António Branco
University of Lisbon
Given the increasing complexity and expertise involved in the development of language resources, there have been a growing interest in finding mechanisms so that the designing and the development of language resources may be taken as a first class citizen in terms of scientific work, and accordingly individual cvs and careers can be fairly credited and rewarded for that. Ongoing initiatives such as the single registry number for language resources, or the recent studies on measures and metrics to ascertain their reliability are illustrative examples of this trend.
Concomitant to this movement of credibilization, and in an opposite direction, there have been appearing worrying signs that, in what concerns mature and well established scientific fields, scientific activities and results may be unreliable to an extent larger than possibly expected and acceptable.

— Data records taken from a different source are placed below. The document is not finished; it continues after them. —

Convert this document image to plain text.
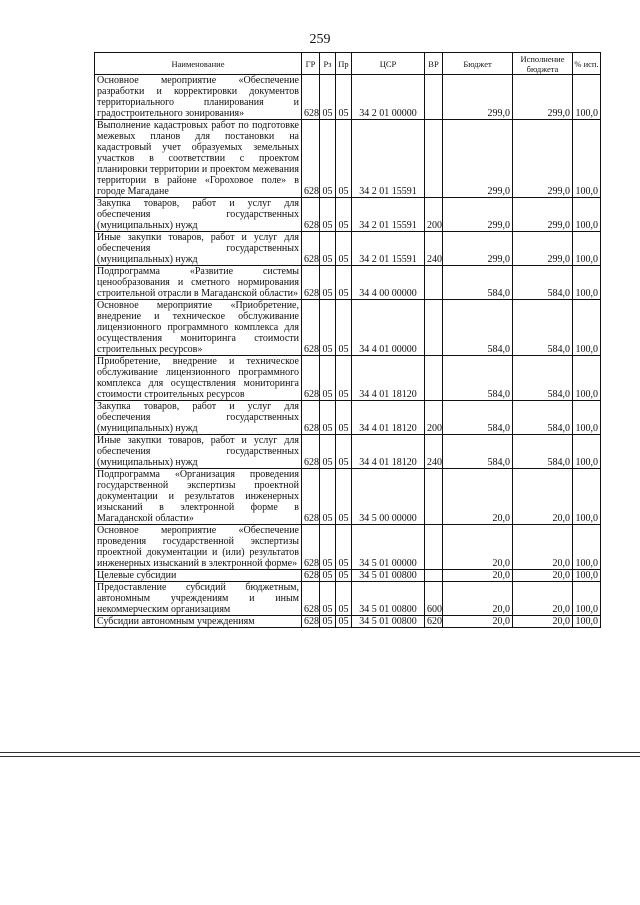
259
Наименование	ГР	Рз	Пр	ЦСР	ВР	Бюджет	Исполнение бюджета	% исп.
Основное мероприятие «Обеспечение разработки и корректировки документов территориального планирования и градостроительного зонирования»	628	05	05	34 2 01 00000		299,0	299,0	100,0
Выполнение кадастровых работ по подготовке межевых планов для постановки на кадастровый учет образуемых земельных участков в соответствии с проектом планировки территории и проектом межевания территории в районе «Гороховое поле» в городе Магадане	628	05	05	34 2 01 15591		299,0	299,0	100,0
Закупка товаров, работ и услуг для обеспечения государственных (муниципальных) нужд	628	05	05	34 2 01 15591	200	299,0	299,0	100,0
Иные закупки товаров, работ и услуг для обеспечения государственных (муниципальных) нужд	628	05	05	34 2 01 15591	240	299,0	299,0	100,0
Подпрограмма «Развитие системы ценообразования и сметного нормирования строительной отрасли в Магаданской области»	628	05	05	34 4 00 00000		584,0	584,0	100,0
Основное мероприятие «Приобретение, внедрение и техническое обслуживание лицензионного программного комплекса для осуществления мониторинга стоимости строительных ресурсов»	628	05	05	34 4 01 00000		584,0	584,0	100,0
Приобретение, внедрение и техническое обслуживание лицензионного программного комплекса для осуществления мониторинга стоимости строительных ресурсов	628	05	05	34 4 01 18120		584,0	584,0	100,0
Закупка товаров, работ и услуг для обеспечения государственных (муниципальных) нужд	628	05	05	34 4 01 18120	200	584,0	584,0	100,0
Иные закупки товаров, работ и услуг для обеспечения государственных (муниципальных) нужд	628	05	05	34 4 01 18120	240	584,0	584,0	100,0
Подпрограмма «Организация проведения государственной экспертизы проектной документации и результатов инженерных изысканий в электронной форме в Магаданской области»	628	05	05	34 5 00 00000		20,0	20,0	100,0
Основное мероприятие «Обеспечение проведения государственной экспертизы проектной документации и (или) результатов инженерных изысканий в электронной форме»	628	05	05	34 5 01 00000		20,0	20,0	100,0
Целевые субсидии	628	05	05	34 5 01 00800		20,0	20,0	100,0
Предоставление субсидий бюджетным, автономным учреждениям и иным некоммерческим организациям	628	05	05	34 5 01 00800	600	20,0	20,0	100,0
Субсидии автономным учреждениям	628	05	05	34 5 01 00800	620	20,0	20,0	100,0
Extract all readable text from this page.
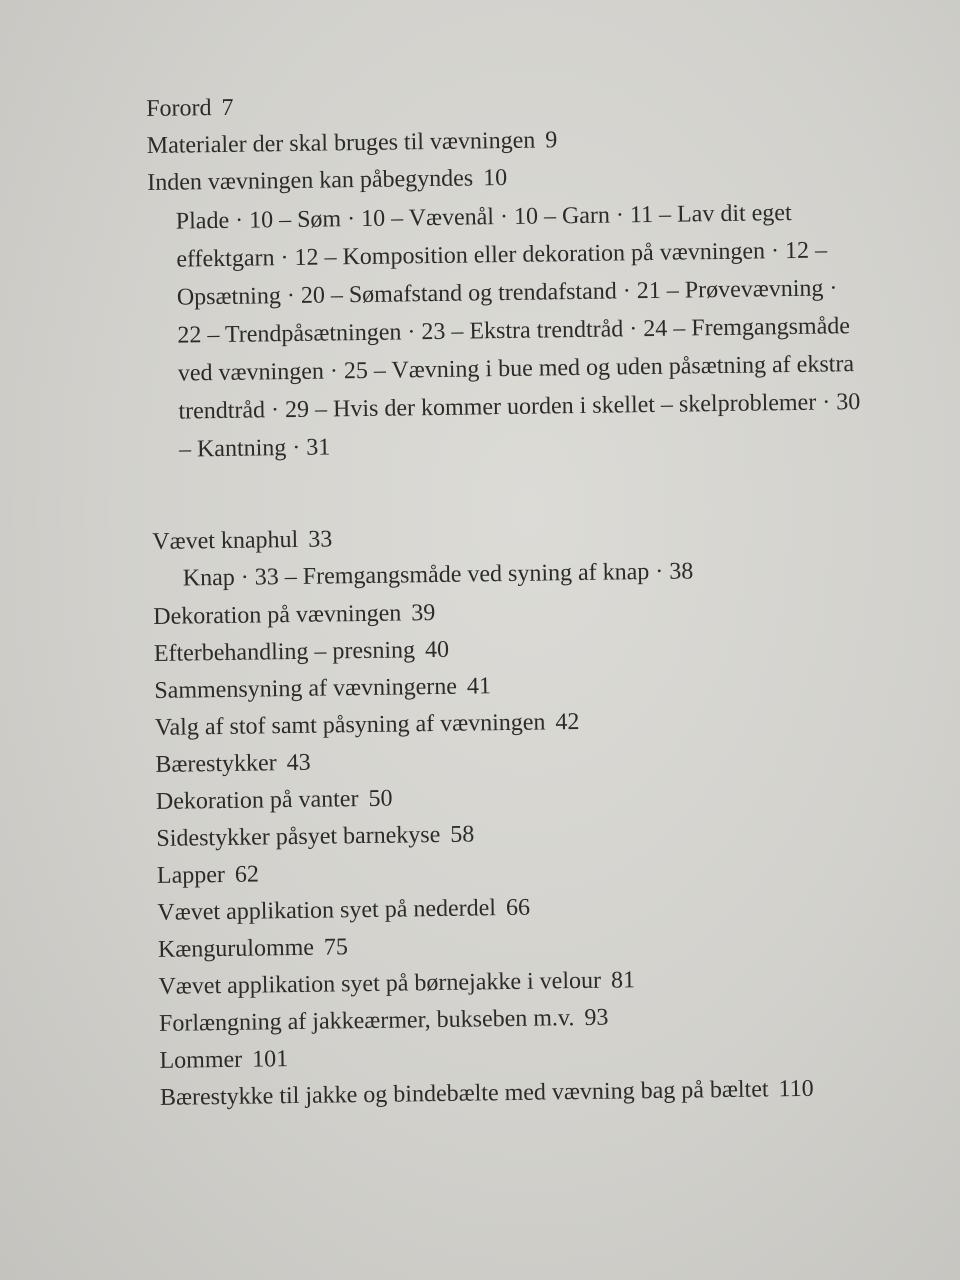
Forord 7

Materialer der skal bruges til vævningen 9

Inden vævningen kan påbegyndes 10

Plade · 10 – Søm · 10 – Vævenål · 10 – Garn · 11 – Lav dit eget effektgarn · 12 – Komposition eller dekoration på vævningen · 12 – Opsætning · 20 – Sømafstand og trendafstand · 21 – Prøvevævning · 22 – Trendpåsætningen · 23 – Ekstra trendtråd · 24 – Fremgangsmåde ved vævningen · 25 – Vævning i bue med og uden påsætning af ekstra trendtråd · 29 – Hvis der kommer uorden i skellet – skelproblemer · 30 – Kantning · 31

Vævet knaphul 33

Knap · 33 – Fremgangsmåde ved syning af knap · 38

Dekoration på vævningen 39

Efterbehandling – presning 40

Sammensyning af vævningerne 41

Valg af stof samt påsyning af vævningen 42

Bærestykker 43

Dekoration på vanter 50

Sidestykker påsyet barnekyse 58

Lapper 62

Vævet applikation syet på nederdel 66

Kængurulomme 75

Vævet applikation syet på børnejakke i velour 81

Forlængning af jakkeærmer, bukseben m.v. 93

Lommer 101

Bærestykke til jakke og bindebælte med vævning bag på bæltet 110
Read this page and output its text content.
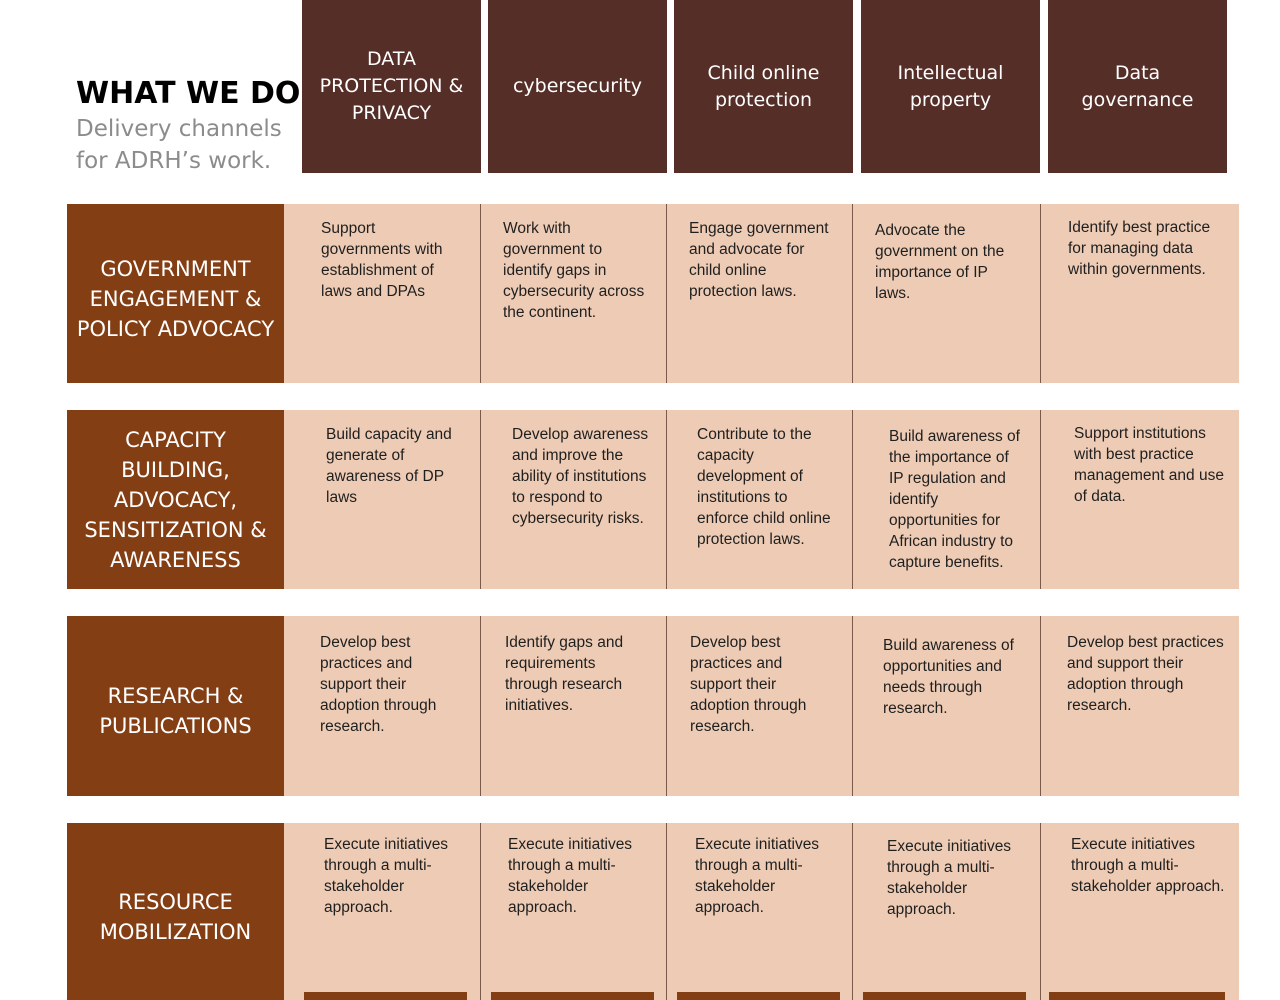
WHAT WE DO
Delivery channels for ADRH’s work.
DATA PROTECTION & PRIVACY
cybersecurity
Child online protection
Intellectual property
Data governance
GOVERNMENT ENGAGEMENT & POLICY ADVOCACY
Support governments with establishment of laws and DPAs
Work with government to identify gaps in cybersecurity across the continent.
Engage government and advocate for child online protection laws.
Advocate the government on the importance of IP laws.
Identify best practice for managing data within governments.
CAPACITY BUILDING, ADVOCACY, SENSITIZATION & AWARENESS
Build capacity and generate of awareness of DP laws
Develop awareness and improve the ability of institutions to respond to cybersecurity risks.
Contribute to the capacity development of institutions to enforce child online protection laws.
Build awareness of the importance of IP regulation and identify opportunities for African industry to capture benefits.
Support institutions with best practice management and use of data.
RESEARCH & PUBLICATIONS
Develop best practices and support their adoption through research.
Identify gaps and requirements through research initiatives.
Develop best practices and support their adoption through research.
Build awareness of opportunities and needs through research.
Develop best practices and support their adoption through research.
RESOURCE MOBILIZATION
Execute initiatives through a multi-stakeholder approach.
Execute initiatives through a multi-stakeholder approach.
Execute initiatives through a multi-stakeholder approach.
Execute initiatives through a multi-stakeholder approach.
Execute initiatives through a multi-stakeholder approach.
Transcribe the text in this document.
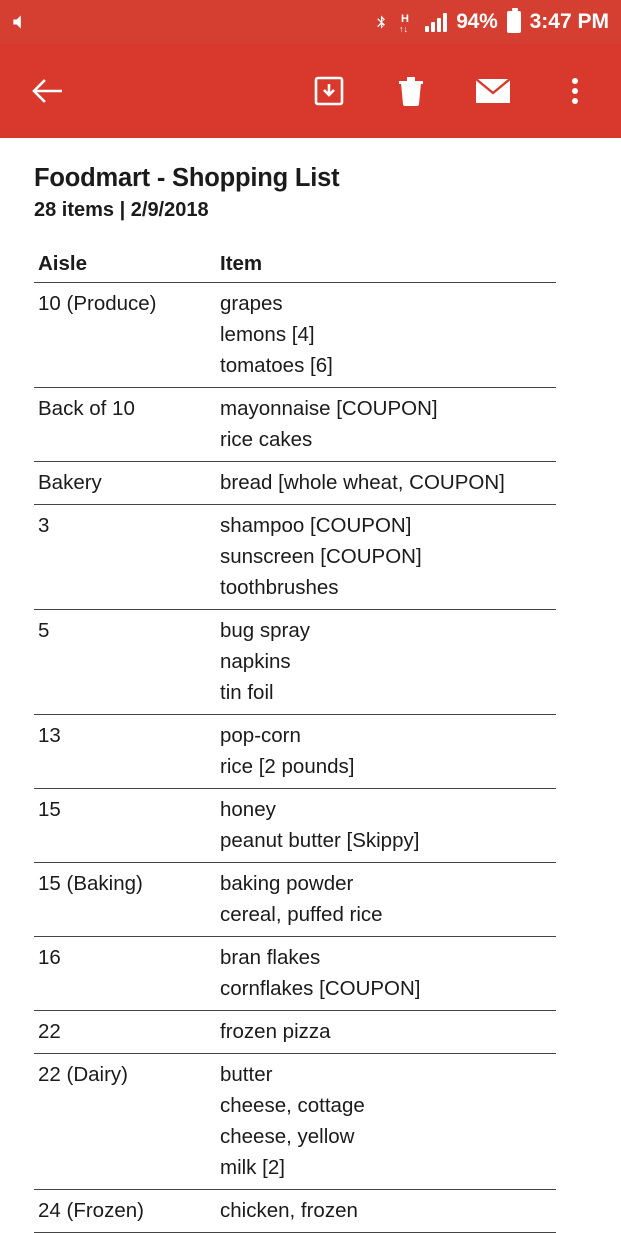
H
↑↓ 94% 3:47 PM
Foodmart - Shopping List
28 items | 2/9/2018
Aisle	Item
10 (Produce)	grapes
lemons [4]
tomatoes [6]

Back of 10	mayonnaise [COUPON]
rice cakes

Bakery	bread [whole wheat, COUPON]

3	shampoo [COUPON]
sunscreen [COUPON]
toothbrushes

5	bug spray
napkins
tin foil

13	pop-corn
rice [2 pounds]

15	honey
peanut butter [Skippy]

15 (Baking)	baking powder
cereal, puffed rice

16	bran flakes
cornflakes [COUPON]

22	frozen pizza

22 (Dairy)	butter
cheese, cottage
cheese, yellow
milk [2]

24 (Frozen)	chicken, frozen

That this issue has recently hit the mass media is but an indicator of the volume and relevance of these signs, whose assessment and discussion is unavoidable.
These signs have been related, for instance, to the realization that for a considerable proportion of published results their replication is not being obtained by independent researchers; to the deliberately falsified submissions of papers for publication, with introduced errors and fake authors, which get easily accepted even in respectable journals; or to the stats and the outcome of inquiries to scientists on questionable practices, with scores higher than one might expect or would be ready to accept.
A number of causes have been aired for these signs including, for instance, increasingly sloppy reviewing; the growing number of so-called “minimal-threshold” journals; policies for publication that do not require the sharing of at least the raw data; or the non disclosure of the software developed and used to obtain the results published.
Underneath these immediate causes, a number of factors have been pointed out, including, for instance, not enough negative incentives or peer-pressure for the above practices; career and promotion pressure too biased for quantity; widespread disinterest on negative results as an intrinsic part of the scientific progress; widespread disfavoring of activities of replication by funding agencies; poor or inexistent retraction procedures for results that are eventually noticed to be wrong or flawed after having been published; ideological pressure to get economic return from research results; etc.
In this talk I’ll be interested in discussing what part of these meta-reliability issues may be recognized as having the conditions to be eventually happening also in our field, what part does not apply to it given its specific nature, and what may be the risks that may be specific to it. The ultimate goal of this exercise is to contribute for the reinforcement of the meta-reliability of language resources, and to the credibility of our scientific work around them.